Sunday, March 15, 2009

color of the weather.

I have been waiting for it to rain in Austin the way it rains in Baton Rouge. I have wanted a torrential downpour, flooding in the roads, constant thunder and lightening. The sound of rapid water slapping my roof and windows without pause.

The last three days have been the closest to a south Louisiana-like rain storm that I have seen, and I’ve relished it. Opened up all of my blinds to let the grey sky fall into the house, and so I could see the water coming down.

Now the sun has come out. Here is what I am hoping to find.

I hope the Austin live oaks that normally look to me like weak old men and women and also like cigarette butts in a crowded ashtray will begin to look taller, grander, as if there is color in their cheeks, which I suppose would be their leaves.

I have been observing lantana and wisteria in bloom. These, too, appear to be drained of energy and color - lacking vibrancy. I hope that the three days of rain will fill the flowers with power – that their petals will droop less, will somehow plump up.

I am not expecting the grass to look less brown. Austin has been in a drought for quite a few years now. But I would be happy to find the grass a little brighter, cheerfully straining up toward the sky.

Anyone who didn’t grow up in Baton Rouge and visited her and then Austin might find a lot of similarities in the landscape. And there are some crossovers. Ones I’ve mentioned, live oaks, wisteria, lantana. I’ve also seen bald cypress trees, Pittosporum tobira (although I’d thought it was invincible until I discovered the shrubs at my house are literally dying), nandina (just as invincible here in Austin).

What I have not seen so far, but I’m not going to completely assume they’re not here somewhere, are azaleas, crape myrtles, red maples, camellias, Japanese Magnolias, irises, spider lilies, purple liriope, banana trees, sago palms, elephant ears, cassia, Japanese plums, basically anything tropical or water tolerant in nature.

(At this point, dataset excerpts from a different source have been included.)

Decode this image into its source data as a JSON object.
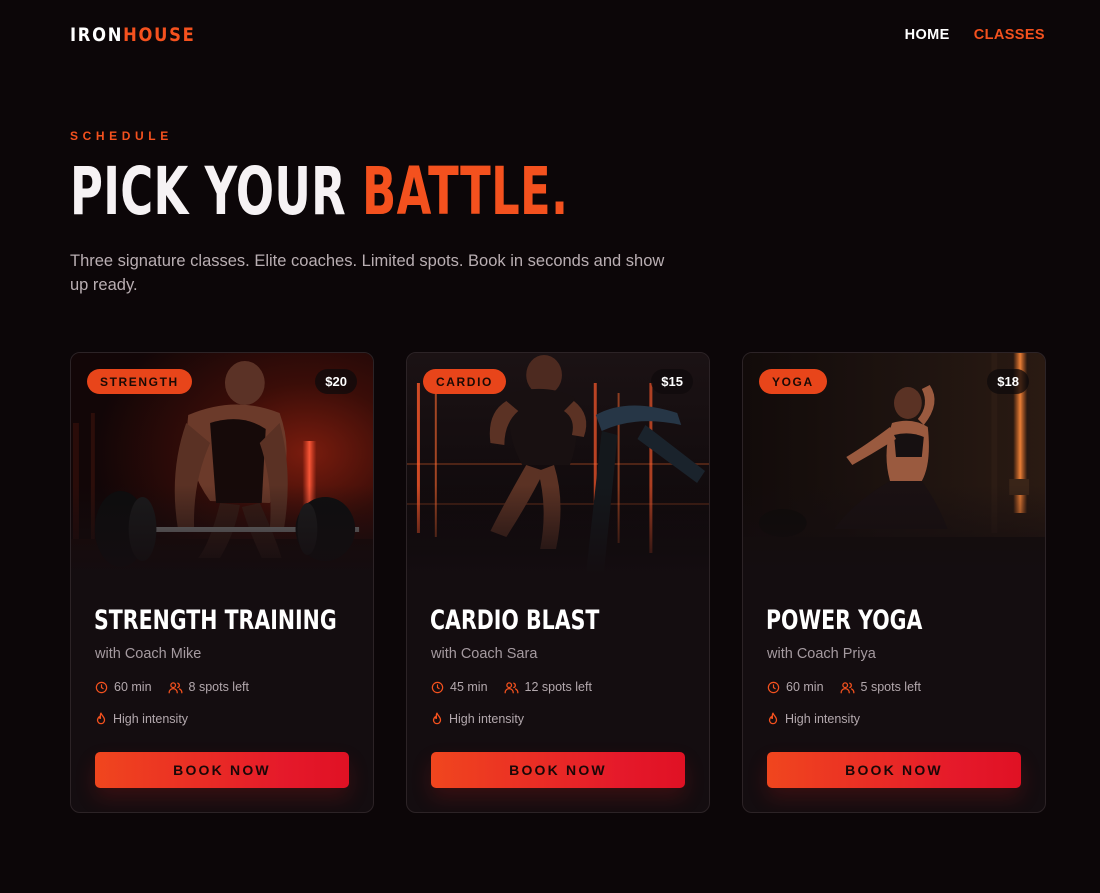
{
  "brand": {
    "part1": "IRON",
    "part2": "HOUSE"
  },
  "nav": {
    "home": "HOME",
    "classes": "CLASSES"
  },
  "hero": {
    "eyebrow": "SCHEDULE",
    "title_main": "PICK YOUR ",
    "title_accent": "BATTLE.",
    "lead": "Three signature classes. Elite coaches. Limited spots. Book in seconds and show up ready."
  },
  "colors": {
    "accent": "#f4511e",
    "button_end": "#e01124",
    "background": "#0c0608"
  },
  "classes": [
    {
      "tag": "STRENGTH",
      "price": "$20",
      "name": "STRENGTH TRAINING",
      "coach": "with Coach Mike",
      "duration": "60 min",
      "spots": "8 spots left",
      "intensity": "High intensity",
      "cta": "BOOK NOW",
      "image": "deadlift-photo"
    },
    {
      "tag": "CARDIO",
      "price": "$15",
      "name": "CARDIO BLAST",
      "coach": "with Coach Sara",
      "duration": "45 min",
      "spots": "12 spots left",
      "intensity": "High intensity",
      "cta": "BOOK NOW",
      "image": "treadmill-run-photo"
    },
    {
      "tag": "YOGA",
      "price": "$18",
      "name": "POWER YOGA",
      "coach": "with Coach Priya",
      "duration": "60 min",
      "spots": "5 spots left",
      "intensity": "High intensity",
      "cta": "BOOK NOW",
      "image": "yoga-pose-photo"
    }
  ]
}
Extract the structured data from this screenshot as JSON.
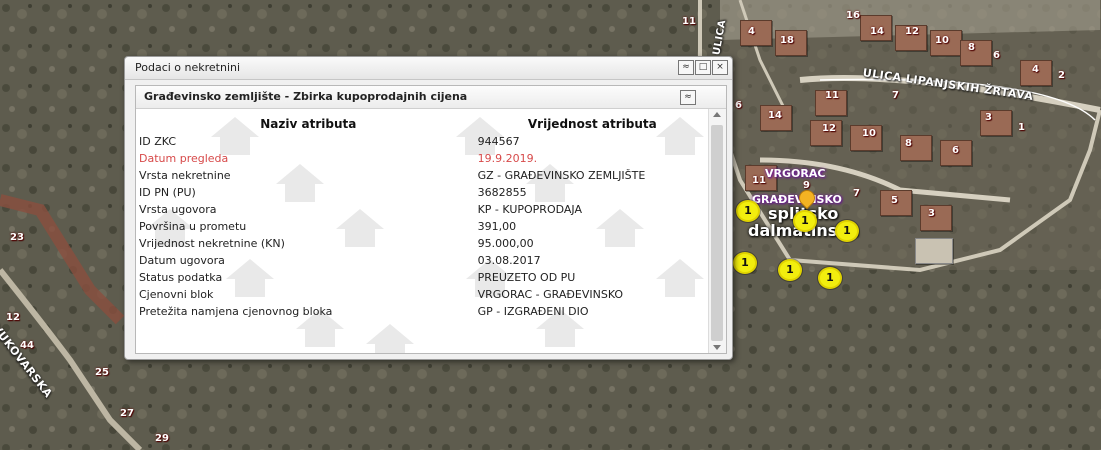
{
  "map": {
    "street_labels": [
      "ULICA LIPANJSKIH ŽRTAVA",
      "ULICA",
      "VUKOVARSKA"
    ],
    "region_labels": [
      "VRGORAC",
      "GRAĐEVINSKO",
      "splitsko",
      "dalmatinska"
    ],
    "house_numbers": [
      "11",
      "4",
      "18",
      "16",
      "14",
      "12",
      "10",
      "8",
      "6",
      "4",
      "2",
      "6",
      "11",
      "7",
      "14",
      "12",
      "10",
      "8",
      "3",
      "1",
      "6",
      "11",
      "9",
      "7",
      "5",
      "3",
      "23",
      "12",
      "44",
      "25",
      "27",
      "29"
    ],
    "cluster_counts": [
      "1",
      "1",
      "1",
      "1",
      "1",
      "1"
    ]
  },
  "panel": {
    "title": "Podaci o nekretnini",
    "buttons": [
      "≈",
      "□",
      "×"
    ],
    "section_title": "Građevinsko zemljište - Zbirka kupoprodajnih cijena",
    "section_button": "≈",
    "headers": {
      "attribute": "Naziv atributa",
      "value": "Vrijednost atributa"
    },
    "rows": [
      {
        "attribute": "ID ZKC",
        "value": "944567"
      },
      {
        "attribute": "Datum pregleda",
        "value": "19.9.2019."
      },
      {
        "attribute": "Vrsta nekretnine",
        "value": "GZ - GRAĐEVINSKO ZEMLJIŠTE"
      },
      {
        "attribute": "ID PN (PU)",
        "value": "3682855"
      },
      {
        "attribute": "Vrsta ugovora",
        "value": "KP - KUPOPRODAJA"
      },
      {
        "attribute": "Površina u prometu",
        "value": "391,00"
      },
      {
        "attribute": "Vrijednost nekretnine (KN)",
        "value": "95.000,00"
      },
      {
        "attribute": "Datum ugovora",
        "value": "03.08.2017"
      },
      {
        "attribute": "Status podatka",
        "value": "PREUZETO OD PU"
      },
      {
        "attribute": "Cjenovni blok",
        "value": "VRGORAC - GRAĐEVINSKO"
      },
      {
        "attribute": "Pretežita namjena cjenovnog bloka",
        "value": "GP - IZGRAĐENI DIO"
      }
    ],
    "highlight_color": "#d74a4a"
  }
}
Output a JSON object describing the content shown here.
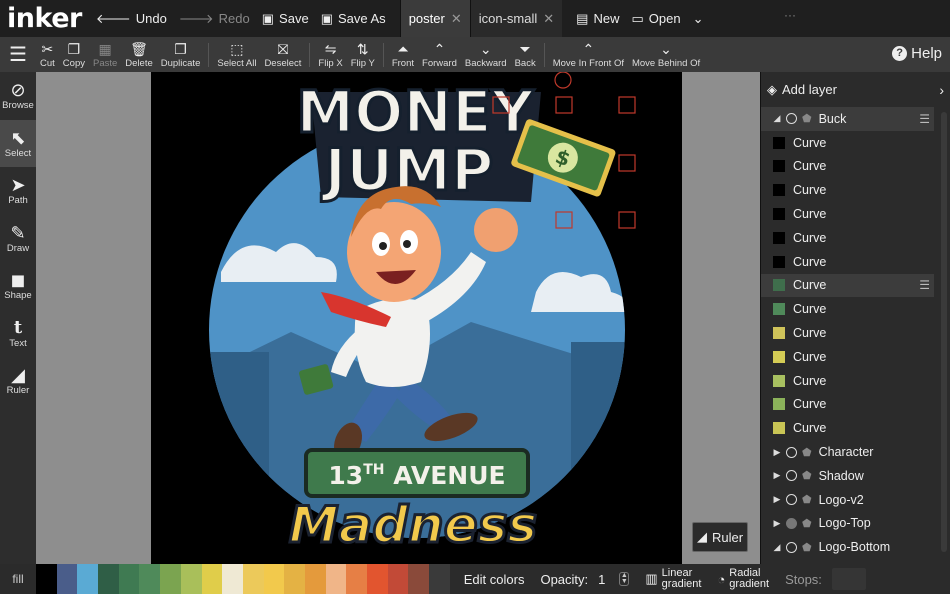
{
  "app": {
    "logo": "inker"
  },
  "topbar": {
    "undo": "Undo",
    "redo": "Redo",
    "save": "Save",
    "save_as": "Save As",
    "tabs": [
      {
        "label": "poster",
        "active": true
      },
      {
        "label": "icon-small",
        "active": false
      }
    ],
    "new": "New",
    "open": "Open"
  },
  "toolbar": {
    "items": [
      "Cut",
      "Copy",
      "Paste",
      "Delete",
      "Duplicate",
      "Select All",
      "Deselect",
      "Flip X",
      "Flip Y",
      "Front",
      "Forward",
      "Backward",
      "Back",
      "Move In Front Of",
      "Move Behind Of"
    ],
    "help": "Help"
  },
  "lefttools": [
    "Browse",
    "Select",
    "Path",
    "Draw",
    "Shape",
    "Text",
    "Ruler"
  ],
  "poster": {
    "title_line1": "MONEY",
    "title_line2": "JUMP",
    "sign_top": "13",
    "sign_top_sup": "TH",
    "sign_top_rest": " AVENUE",
    "sign_bottom": "Madness",
    "bill_symbol": "$"
  },
  "canvas": {
    "ruler_button": "Ruler"
  },
  "layers": {
    "add_layer": "Add layer",
    "items": [
      {
        "label": "Buck",
        "kind": "group",
        "expanded": true,
        "selected": true,
        "menu": true
      },
      {
        "label": "Curve",
        "swatch": "#000000"
      },
      {
        "label": "Curve",
        "swatch": "#000000"
      },
      {
        "label": "Curve",
        "swatch": "#000000"
      },
      {
        "label": "Curve",
        "swatch": "#000000"
      },
      {
        "label": "Curve",
        "swatch": "#000000"
      },
      {
        "label": "Curve",
        "swatch": "#000000"
      },
      {
        "label": "Curve",
        "swatch": "#3f6e4c",
        "selected": true,
        "menu": true
      },
      {
        "label": "Curve",
        "swatch": "#4f8a5a"
      },
      {
        "label": "Curve",
        "swatch": "#cfc35a"
      },
      {
        "label": "Curve",
        "swatch": "#d4cc55"
      },
      {
        "label": "Curve",
        "swatch": "#a8c060"
      },
      {
        "label": "Curve",
        "swatch": "#8bb25a"
      },
      {
        "label": "Curve",
        "swatch": "#c9c555"
      },
      {
        "label": "Character",
        "kind": "group",
        "expanded": false
      },
      {
        "label": "Shadow",
        "kind": "group",
        "expanded": false
      },
      {
        "label": "Logo-v2",
        "kind": "group",
        "expanded": false
      },
      {
        "label": "Logo-Top",
        "kind": "group",
        "expanded": false,
        "hidden": true
      },
      {
        "label": "Logo-Bottom",
        "kind": "group",
        "expanded": true
      }
    ]
  },
  "bottombar": {
    "fill": "fill",
    "palette": [
      "#000000",
      "#4a5d8a",
      "#5aaad4",
      "#2f5e46",
      "#3f7a52",
      "#4f8a5a",
      "#7ba450",
      "#a9bf5a",
      "#e0cd4a",
      "#efe9d4",
      "#ecc95a",
      "#f2c94c",
      "#e4b244",
      "#e49a3c",
      "#f0b588",
      "#e67f45",
      "#e2552f",
      "#c24a37",
      "#8a4a3a",
      "#3a3a3a"
    ],
    "edit_colors": "Edit colors",
    "opacity_label": "Opacity:",
    "opacity_value": "1",
    "linear_1": "Linear",
    "linear_2": "gradient",
    "radial_1": "Radial",
    "radial_2": "gradient",
    "stops": "Stops:"
  }
}
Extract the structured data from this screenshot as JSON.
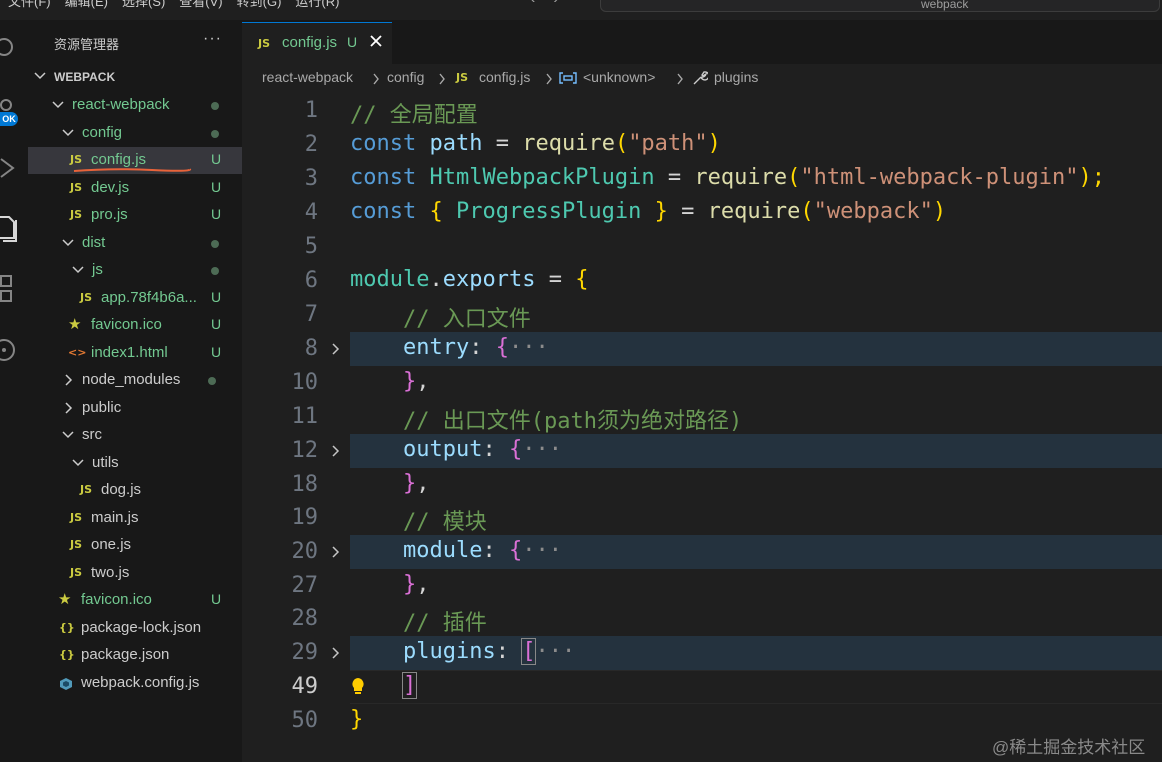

In place of tropical and/or water tolerant, I find a good dose of desert plant life and drought tolerant growth. Prickly pears, other cacti and rosemary come to mind. Imagine a photograph in sepia tone. If you took a look at the south Louisiana landscape through a colored filter, I think that filter would be nearly neon green. Spring green. In Austin, sepia seems to be a good description. There is a lot of brown. What strikes me is that, in Baton Rouge and New Orleans, and really any place in south Louisiana, as brown as all of the water appears to be – it is striking placed beside the crisp, vivid green of elephant ears and horsetail and grasses and bald cypress needles. The contrast is striking.

Eventually, I am going to learn some of the desert plants that thrive in this equally southern climate. There are certainly lots of pretty desert blooms I’ve laid eyes on. Yet, I have to say, the dirt colored undertone makes me mighty thirsty.

On Thursday, I didn't have an umbrella, and it was raining fairly hard (hard-ish?) outside. But the rain here falls slow, lazily, so that by the time I walked from my car to class, I was not soaked at all. I had expected to be SOAKING wet. I had pulled my scarf over my head, and it took all the water, not even soaking through a little to my hair. My pants didn't need to be rolled up. My toes were not wet inside my shoes.

The rain storm hasn’t been a Louisiana rainstorm, and it tempts me to plan a visit in late August or early September so that that I can curl up on a couch like a cat and stare out of a window for a few days. Maybe even take a stroll through the battering rain. The kind that makes your skin hurt - like someone is hitting at your arms and face. But for now, this rain has quenched my thirst, and I’m happy to go outside and discover what effect the water has had on the color of Austin.